Unfortunately, for me their treatment has worked out totally wrong. I was functioning reasonably well before I went to CFX and hoped to get a final boost in my concussion recovery. Instead, I totally crashed in the month following treatment. All of my concussion symptoms deteriorated. Now, six months after finishing treatment, I am still much worse than before going to CFX. I work 9 hours a week now, where I worked 30 before CFX. I still hope that the damage that CFX has caused is temporary and not permanent. This has been a mentally challenging time.
After CFX, three different specialists have confirmed that I got overtrained by the physical interval-training which CFX gave me as homework. One of them told me that even professional athletes only do this training twice a week. CFX instructed me to do it five times a week. This led to insufficient recovery time between trainings and a build up of stress in my body, with eventually a ‘collapse’ of my autonomic nervous system, which obviously was still in a fragile condition as a result of the concussion.

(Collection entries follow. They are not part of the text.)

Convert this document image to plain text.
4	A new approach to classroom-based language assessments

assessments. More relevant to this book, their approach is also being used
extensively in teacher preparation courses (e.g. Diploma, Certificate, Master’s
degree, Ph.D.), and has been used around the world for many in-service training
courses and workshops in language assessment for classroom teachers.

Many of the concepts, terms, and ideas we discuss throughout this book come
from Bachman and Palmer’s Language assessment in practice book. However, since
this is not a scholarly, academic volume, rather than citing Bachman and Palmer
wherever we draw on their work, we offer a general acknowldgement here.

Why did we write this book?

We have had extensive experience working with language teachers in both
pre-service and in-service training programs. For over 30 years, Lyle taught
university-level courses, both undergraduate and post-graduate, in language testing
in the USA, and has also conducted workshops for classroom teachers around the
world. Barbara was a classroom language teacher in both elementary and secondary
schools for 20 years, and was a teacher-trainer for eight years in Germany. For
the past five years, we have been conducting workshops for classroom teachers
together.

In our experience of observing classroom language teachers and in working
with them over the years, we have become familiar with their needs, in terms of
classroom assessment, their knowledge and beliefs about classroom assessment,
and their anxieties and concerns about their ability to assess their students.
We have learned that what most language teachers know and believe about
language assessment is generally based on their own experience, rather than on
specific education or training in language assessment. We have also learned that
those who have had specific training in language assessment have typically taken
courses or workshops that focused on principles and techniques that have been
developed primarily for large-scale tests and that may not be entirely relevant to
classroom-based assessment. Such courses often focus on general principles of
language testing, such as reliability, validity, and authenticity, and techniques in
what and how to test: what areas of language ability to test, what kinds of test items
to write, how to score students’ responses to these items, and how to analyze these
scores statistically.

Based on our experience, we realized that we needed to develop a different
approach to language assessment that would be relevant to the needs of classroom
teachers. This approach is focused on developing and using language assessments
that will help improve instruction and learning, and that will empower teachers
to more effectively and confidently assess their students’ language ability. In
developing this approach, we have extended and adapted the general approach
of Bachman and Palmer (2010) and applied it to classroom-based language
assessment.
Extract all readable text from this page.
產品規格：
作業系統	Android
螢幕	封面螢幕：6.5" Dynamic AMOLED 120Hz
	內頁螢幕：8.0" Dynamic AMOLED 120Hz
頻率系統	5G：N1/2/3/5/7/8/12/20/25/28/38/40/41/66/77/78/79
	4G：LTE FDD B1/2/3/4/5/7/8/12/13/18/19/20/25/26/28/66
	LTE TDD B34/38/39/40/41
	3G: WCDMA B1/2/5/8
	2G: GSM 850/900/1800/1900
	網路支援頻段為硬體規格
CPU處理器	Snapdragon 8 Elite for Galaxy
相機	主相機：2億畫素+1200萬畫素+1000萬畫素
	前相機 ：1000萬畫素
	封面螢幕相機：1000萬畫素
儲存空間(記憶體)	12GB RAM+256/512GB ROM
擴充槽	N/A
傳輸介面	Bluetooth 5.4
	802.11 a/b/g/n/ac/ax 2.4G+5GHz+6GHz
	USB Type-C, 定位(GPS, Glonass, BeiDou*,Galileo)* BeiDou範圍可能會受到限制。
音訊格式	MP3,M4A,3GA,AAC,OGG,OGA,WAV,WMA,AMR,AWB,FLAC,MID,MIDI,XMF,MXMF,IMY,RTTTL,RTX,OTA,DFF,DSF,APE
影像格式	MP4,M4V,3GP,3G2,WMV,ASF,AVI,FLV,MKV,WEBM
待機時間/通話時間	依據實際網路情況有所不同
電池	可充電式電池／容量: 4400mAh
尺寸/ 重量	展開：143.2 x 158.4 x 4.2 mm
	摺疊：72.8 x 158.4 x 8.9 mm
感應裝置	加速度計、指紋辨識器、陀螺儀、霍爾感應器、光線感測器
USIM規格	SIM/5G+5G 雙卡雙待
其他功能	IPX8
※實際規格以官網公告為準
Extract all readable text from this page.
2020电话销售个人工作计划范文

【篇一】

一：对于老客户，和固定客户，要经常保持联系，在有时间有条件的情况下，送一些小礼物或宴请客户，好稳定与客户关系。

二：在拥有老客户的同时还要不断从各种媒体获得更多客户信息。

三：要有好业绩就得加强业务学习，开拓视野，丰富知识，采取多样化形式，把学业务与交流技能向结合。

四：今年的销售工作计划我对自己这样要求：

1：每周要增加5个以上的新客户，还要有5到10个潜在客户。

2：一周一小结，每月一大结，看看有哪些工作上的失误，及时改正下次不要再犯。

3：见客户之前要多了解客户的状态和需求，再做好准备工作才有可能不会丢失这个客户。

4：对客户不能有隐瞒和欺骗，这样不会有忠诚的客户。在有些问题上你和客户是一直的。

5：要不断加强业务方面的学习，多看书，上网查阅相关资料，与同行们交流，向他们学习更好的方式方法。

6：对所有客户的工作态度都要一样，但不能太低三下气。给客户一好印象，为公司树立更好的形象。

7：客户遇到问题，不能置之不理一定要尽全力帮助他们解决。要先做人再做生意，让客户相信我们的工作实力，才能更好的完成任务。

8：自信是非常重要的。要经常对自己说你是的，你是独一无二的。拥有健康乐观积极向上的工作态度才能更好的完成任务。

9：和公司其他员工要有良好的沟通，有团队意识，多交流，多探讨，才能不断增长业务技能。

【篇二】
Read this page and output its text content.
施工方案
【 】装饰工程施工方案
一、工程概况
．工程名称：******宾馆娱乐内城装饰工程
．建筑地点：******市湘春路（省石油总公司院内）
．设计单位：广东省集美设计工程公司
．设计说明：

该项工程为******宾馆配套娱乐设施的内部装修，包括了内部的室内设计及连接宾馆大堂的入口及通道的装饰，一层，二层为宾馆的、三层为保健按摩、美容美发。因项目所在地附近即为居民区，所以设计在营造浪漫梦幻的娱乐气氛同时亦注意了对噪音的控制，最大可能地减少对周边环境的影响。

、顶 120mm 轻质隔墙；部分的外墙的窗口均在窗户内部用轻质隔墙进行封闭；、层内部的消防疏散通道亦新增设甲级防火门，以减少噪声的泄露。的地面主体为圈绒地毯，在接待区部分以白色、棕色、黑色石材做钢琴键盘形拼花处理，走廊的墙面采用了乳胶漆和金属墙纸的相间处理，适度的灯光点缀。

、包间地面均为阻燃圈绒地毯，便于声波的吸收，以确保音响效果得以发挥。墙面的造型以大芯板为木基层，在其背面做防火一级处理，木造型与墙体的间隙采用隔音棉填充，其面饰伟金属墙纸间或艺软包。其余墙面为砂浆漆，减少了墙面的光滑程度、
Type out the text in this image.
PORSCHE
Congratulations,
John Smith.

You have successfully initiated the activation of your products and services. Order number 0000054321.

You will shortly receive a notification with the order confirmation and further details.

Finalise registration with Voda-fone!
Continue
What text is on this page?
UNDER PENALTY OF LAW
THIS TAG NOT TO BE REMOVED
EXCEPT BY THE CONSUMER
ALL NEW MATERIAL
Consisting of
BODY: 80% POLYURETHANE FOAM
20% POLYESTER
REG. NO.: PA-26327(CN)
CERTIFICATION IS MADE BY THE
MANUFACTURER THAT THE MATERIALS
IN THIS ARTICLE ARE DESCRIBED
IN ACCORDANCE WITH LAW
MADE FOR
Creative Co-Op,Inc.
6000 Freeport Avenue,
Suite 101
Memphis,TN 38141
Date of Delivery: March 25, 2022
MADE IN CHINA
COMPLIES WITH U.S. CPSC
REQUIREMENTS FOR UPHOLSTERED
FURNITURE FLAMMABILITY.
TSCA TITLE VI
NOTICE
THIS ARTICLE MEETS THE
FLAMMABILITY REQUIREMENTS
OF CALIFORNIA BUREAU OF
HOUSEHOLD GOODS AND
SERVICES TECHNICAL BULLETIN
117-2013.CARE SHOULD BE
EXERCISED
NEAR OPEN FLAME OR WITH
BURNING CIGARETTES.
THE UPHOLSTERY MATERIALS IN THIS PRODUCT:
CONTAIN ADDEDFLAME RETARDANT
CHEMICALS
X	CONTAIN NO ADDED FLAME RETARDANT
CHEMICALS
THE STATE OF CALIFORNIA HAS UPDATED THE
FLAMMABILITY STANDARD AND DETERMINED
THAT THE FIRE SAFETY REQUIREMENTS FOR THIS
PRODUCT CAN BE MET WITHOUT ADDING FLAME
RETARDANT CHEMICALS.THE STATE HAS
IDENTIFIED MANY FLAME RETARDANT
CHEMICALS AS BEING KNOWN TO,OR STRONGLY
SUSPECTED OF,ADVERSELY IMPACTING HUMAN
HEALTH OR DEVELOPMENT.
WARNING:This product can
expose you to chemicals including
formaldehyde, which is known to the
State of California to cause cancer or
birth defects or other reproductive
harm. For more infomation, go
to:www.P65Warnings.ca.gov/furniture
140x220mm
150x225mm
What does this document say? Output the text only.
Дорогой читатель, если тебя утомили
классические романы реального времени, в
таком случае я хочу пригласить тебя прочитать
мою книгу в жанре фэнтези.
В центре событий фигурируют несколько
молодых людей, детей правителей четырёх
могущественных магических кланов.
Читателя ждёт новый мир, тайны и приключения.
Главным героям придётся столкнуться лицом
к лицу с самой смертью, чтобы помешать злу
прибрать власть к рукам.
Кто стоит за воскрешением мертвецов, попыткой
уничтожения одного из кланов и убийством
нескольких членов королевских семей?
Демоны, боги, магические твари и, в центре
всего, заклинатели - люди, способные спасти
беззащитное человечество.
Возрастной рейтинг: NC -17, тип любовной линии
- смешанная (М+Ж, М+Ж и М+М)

I know that CFX has been an amazing help for a part of PCS-patients. They definitely do good things for some. However, the figures about improvement they present are not realistic, because these are based on a score which is just a figure on paper. My score improved as well, but in the end feeling better and having less symptoms is what matters. An improvement on paper is of no value, but is great for marketing purposes. Besides, there is no scientific validation of their measurement. They can basically write down any score and no one can check it.
The treatment is too much ‘one size fits all’ with no proper follow up after treatment. This means a risk of not signaling problems in time, as happened with me. My story is not unique and I spoke to quite a lot of others with similar experiences.
Even though CFX is willing to help after treatment, they seem not to be really concerned about cases like mine. I regret this, because I think it is also an opportunity to understand what can go wrong and how they can improve their treatment. It would have been a sign of strength if they would have been more critical towards themselves.
I talked to one of the doctors two months after treatment and instead of admitting that the interval training could be part of the problem, they advised me to have my hormones tested and gave me a long list of tests. Some of these seemed to be unrealistic, as they are related to problems which I never experienced at all (e.g. weight gain, sexual problems, urinary problems, etc). I got the feeling that they ‘wanted to give me something to keep me busy’. I had my hormones tested, just to be sure, and as expected, nothing came out.
Most striking was that the CFX doctor gave me a name of a particular hormone doctor, who turned out to be a naturopath, so not a real doctor. This naturopath treats with pig hormones, which I discussed with a friend of mine who is a proper endocrinologist and he was very surprised and strongly advised against this. I do not know whether this was simply ignorance or not, but it was a further contributor of losing my confidence in CFX. I’m glad I did not pursue this road to avoid even further problems. After this call, I never heard back anymore from CFX. Not a single line of text asking for example whether I had my hormones tested or just how it was going.
I truly hope that they will take feedback like this seriously. Unfortunately I learned the hard way that “If it doesn’t help, it doesn’t hurt” does not apply to CFX. Also, I find it important for people who contemplate CFX to have a fair and realistic view and therefore I have taken time to share my experience.